The influence that Monk’s music has had on other aspects of her practice extends into Haus der Kunst’s exhibition as well. Calling seeks to replicate the sense of ‘active listening’ that is considered essential for engaging with Monk’s music, expanding it as a method to engage with the artist’s wider oeuvre. Here, the term ‘active listening’ refers to a way of listening that seeks to pick up on changes and nuances that an artist incorporates into their singing. As the British music critic Tom Service wrote of Monk, “She wants her pieces to give her listeners an alternative vision of concentration and attention amid the ever-diminishing and ever-increasing speed of the world around us.” This tendency towards engendering a peaceful, focused state extends to the curatorial strategy of Calling, which Schneider expands upon, saying, “In the process of developing this exhibition, Monk and I discussed her intention that visiting the museum show should feel like an antidote, a breathing space from the noise, violence, and injustice of our world. Monk’s multimedia installation pieces allow for a meditative and immersive experience in which different understandings of time and life cycles converge into each other: transgenerational, archaeological, or biological; the past and the future merge in Monk’s pulsing voice.”

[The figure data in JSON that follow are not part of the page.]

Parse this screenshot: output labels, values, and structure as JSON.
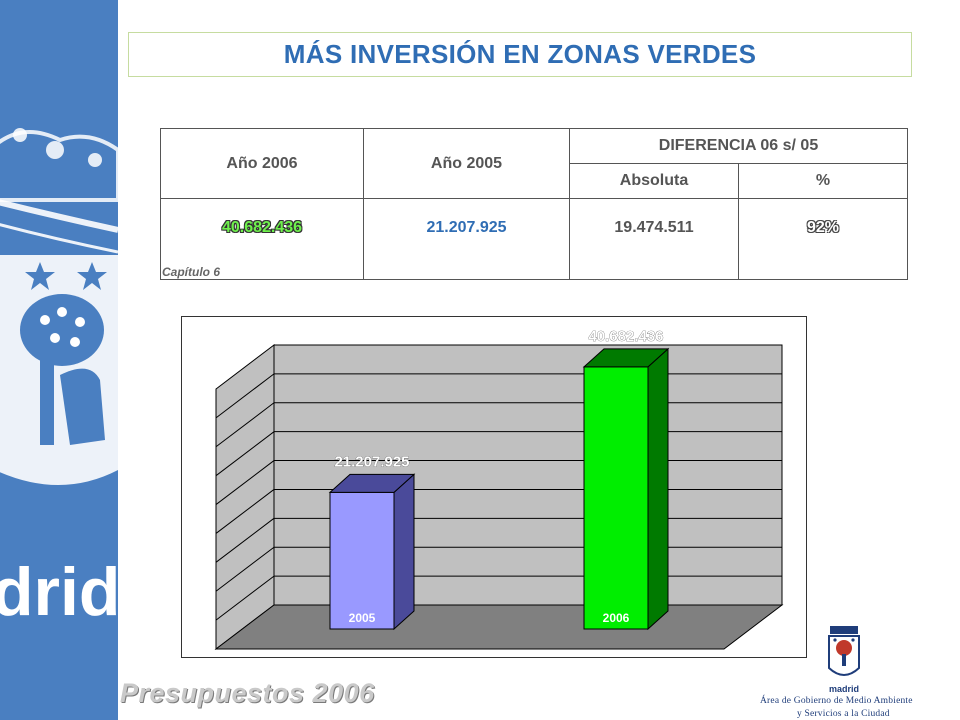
{
  "title": "MÁS INVERSIÓN EN ZONAS VERDES",
  "table": {
    "headers": {
      "year_2006": "Año 2006",
      "year_2005": "Año 2005",
      "difference": "DIFERENCIA 06 s/ 05",
      "absolute": "Absoluta",
      "percent": "%"
    },
    "row": {
      "y2006": "40.682.436",
      "y2005": "21.207.925",
      "absolute": "19.474.511",
      "percent": "92%"
    }
  },
  "chapter_label": "Capítulo 6",
  "chart_data": {
    "type": "bar",
    "categories": [
      "2005",
      "2006"
    ],
    "values": [
      21207925,
      40682436
    ],
    "data_labels": [
      "21.207.925",
      "40.682.436"
    ],
    "colors": [
      "#9999ff",
      "#00ee00"
    ],
    "side_colors": [
      "#4a4a9a",
      "#007a00"
    ],
    "title": "",
    "xlabel": "",
    "ylabel": "",
    "ylim": [
      0,
      45000000
    ],
    "grid": true,
    "legend": "none",
    "three_d": true
  },
  "footer": "Presupuestos 2006",
  "logo": {
    "name": "madrid",
    "line1": "Área de Gobierno de Medio Ambiente",
    "line2": "y Servicios a la Ciudad"
  },
  "sidebar_text": "drid",
  "colors": {
    "sidebar": "#4a7fc1",
    "title": "#2f6db4",
    "bar_2005": "#9999ff",
    "bar_2006": "#00ee00"
  }
}
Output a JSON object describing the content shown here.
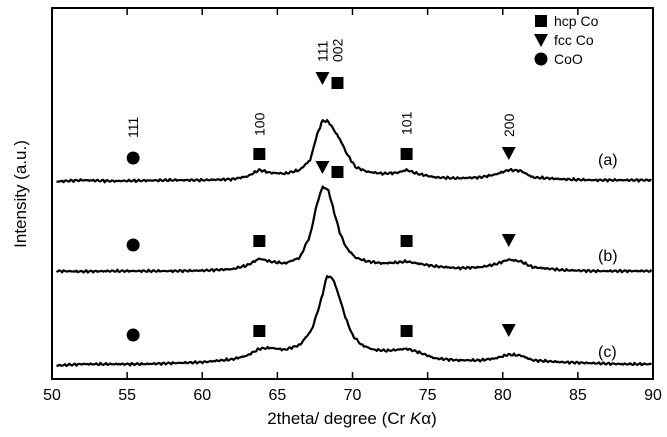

Haus der Kunst’s offering treats audiences to Monk’s wide-ranging interdisciplinary art practice, wherein each portion of the oeuvre is interconnected, carrying the same essential sensibility across her visual art, installation art, and music. In Schneider’s words, “It is remarkable that she found a very distinct language, profound yet playful. Her interdisciplinary approach can translate into different forms without ever compromising its integrity.” The museum’s presentation serves a dual purpose: it introduces newer audiences in Europe to the practice of one of the most celebrated living American artists and simultaneously prompts those who are familiar with Monk’s music to explore her wider body of work, seeking out her inimitable folk sensibility in everything she produces.